Ce sont des forçats sur un vélo. Les livreurs de Deliveroo sont tombés dans le piège que leur a tendu la nouvelle économie, celle du travail auto-entrepreneurial, un monde où l’on retrouve toutes les féodalités d’un salariat camouflé.

Qu’un cycliste à vélo puisse à ce point dévaloriser l’image du vélo malgré lui, ça me peine.

Au contraire le vélo devrait être l’outil d’une aristocratie retrouvée, celle du bien-être, de l’intelligence d’une mobilité douce au service de la cité, de la convivialité en ville.

Foutaise que tout cela! Le vélo est dévalorisé et sert l’environnement par le bas.

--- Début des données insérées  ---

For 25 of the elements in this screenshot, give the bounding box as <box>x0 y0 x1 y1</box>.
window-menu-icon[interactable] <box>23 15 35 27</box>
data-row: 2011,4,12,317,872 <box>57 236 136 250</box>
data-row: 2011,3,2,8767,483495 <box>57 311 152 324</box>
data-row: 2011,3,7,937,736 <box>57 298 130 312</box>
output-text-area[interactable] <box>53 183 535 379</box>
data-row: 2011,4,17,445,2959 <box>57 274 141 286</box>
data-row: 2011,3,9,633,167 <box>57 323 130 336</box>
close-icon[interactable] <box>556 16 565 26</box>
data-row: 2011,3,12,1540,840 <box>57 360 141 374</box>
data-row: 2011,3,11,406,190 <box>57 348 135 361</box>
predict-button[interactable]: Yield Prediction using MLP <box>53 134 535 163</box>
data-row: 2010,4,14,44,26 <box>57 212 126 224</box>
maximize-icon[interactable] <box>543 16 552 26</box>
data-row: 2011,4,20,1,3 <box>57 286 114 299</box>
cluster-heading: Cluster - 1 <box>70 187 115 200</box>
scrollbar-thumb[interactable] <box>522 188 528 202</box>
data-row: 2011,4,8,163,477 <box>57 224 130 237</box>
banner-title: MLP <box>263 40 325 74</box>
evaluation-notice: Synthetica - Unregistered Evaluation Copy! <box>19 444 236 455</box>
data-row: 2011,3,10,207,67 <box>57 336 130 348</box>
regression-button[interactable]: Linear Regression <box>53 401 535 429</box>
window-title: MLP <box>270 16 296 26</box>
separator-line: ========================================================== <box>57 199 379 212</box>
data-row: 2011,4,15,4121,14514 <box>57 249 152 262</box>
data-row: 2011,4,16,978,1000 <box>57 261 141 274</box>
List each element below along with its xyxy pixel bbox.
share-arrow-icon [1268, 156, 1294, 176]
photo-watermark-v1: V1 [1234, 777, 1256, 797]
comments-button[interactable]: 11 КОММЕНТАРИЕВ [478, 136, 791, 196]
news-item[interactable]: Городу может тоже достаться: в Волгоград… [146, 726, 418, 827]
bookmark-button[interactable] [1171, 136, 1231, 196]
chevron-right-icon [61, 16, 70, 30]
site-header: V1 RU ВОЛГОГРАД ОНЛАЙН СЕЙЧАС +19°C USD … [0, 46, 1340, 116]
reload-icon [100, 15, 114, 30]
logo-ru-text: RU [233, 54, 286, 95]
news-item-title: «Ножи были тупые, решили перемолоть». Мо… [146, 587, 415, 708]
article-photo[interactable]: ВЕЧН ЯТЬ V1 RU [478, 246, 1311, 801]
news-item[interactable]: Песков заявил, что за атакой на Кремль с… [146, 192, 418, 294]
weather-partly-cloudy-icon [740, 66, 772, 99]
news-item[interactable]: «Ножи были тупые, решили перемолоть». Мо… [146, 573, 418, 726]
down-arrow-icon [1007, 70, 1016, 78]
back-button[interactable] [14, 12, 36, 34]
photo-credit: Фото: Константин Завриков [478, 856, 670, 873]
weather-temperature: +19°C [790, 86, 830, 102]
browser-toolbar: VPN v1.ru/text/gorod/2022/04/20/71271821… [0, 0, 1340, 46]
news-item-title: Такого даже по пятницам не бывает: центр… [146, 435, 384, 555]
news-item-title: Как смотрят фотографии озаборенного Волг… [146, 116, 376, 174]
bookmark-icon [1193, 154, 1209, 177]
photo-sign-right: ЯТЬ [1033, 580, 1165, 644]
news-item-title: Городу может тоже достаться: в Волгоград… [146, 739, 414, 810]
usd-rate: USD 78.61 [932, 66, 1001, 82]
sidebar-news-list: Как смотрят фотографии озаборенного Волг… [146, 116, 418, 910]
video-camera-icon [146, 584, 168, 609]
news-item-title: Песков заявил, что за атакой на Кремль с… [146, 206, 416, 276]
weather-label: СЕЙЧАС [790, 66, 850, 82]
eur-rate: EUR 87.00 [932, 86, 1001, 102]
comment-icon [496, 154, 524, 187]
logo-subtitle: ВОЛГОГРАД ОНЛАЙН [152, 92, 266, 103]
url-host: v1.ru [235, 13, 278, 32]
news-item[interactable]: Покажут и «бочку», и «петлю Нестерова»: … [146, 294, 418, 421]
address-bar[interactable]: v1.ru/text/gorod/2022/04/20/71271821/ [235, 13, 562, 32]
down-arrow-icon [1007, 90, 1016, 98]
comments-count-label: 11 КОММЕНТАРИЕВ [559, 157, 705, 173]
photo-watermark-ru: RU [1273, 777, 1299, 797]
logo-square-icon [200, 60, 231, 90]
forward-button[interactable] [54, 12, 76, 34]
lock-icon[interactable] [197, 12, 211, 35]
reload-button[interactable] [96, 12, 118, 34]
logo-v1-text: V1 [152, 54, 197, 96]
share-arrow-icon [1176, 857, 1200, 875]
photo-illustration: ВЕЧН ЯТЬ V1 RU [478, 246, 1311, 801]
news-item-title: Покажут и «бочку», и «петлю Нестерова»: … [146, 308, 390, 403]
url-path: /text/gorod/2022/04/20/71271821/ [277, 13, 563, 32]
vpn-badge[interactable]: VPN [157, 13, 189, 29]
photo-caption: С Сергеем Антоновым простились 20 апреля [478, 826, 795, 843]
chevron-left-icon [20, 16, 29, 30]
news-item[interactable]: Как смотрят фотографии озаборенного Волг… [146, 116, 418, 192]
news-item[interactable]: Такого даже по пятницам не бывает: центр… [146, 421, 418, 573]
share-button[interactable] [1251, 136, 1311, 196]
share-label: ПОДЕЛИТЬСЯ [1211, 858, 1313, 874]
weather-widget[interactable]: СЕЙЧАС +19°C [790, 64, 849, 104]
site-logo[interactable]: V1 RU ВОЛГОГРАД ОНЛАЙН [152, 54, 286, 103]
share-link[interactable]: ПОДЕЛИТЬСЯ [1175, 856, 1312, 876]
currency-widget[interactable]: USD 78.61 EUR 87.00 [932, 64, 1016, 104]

A la place on trouve des mecs qui se faufilent dangereusement dans les bouchons pour gagner 4,50 euros avec des menus-traiteur dans un sac à dos pour les bobos de la société high-tech des beaux quartiers. Pour sûr, ces gens là ne risquent pas de jouer la solidarité avec les livreurs qu’ils contribuent à avilir.

Cette nouvelle société « débridée » que les lois-travail Hollande, puis Macron, ont largement contribué à encourager sont des poisons à retardement pour nos jeunes travailleurs. Sans congé maladie, sans droit au chômage, sans retraite, ce nouveau sous-prolétariat consacre sa propre perte.

Loin d’être des travailleurs indépendants, statut que leur impose de choisir Deliveroo, les coursiers employés par cette plateforme lui seraient en fait « assujettis » et placés dans une situation de « dépendance technique et économique », estime l’inspection du travail.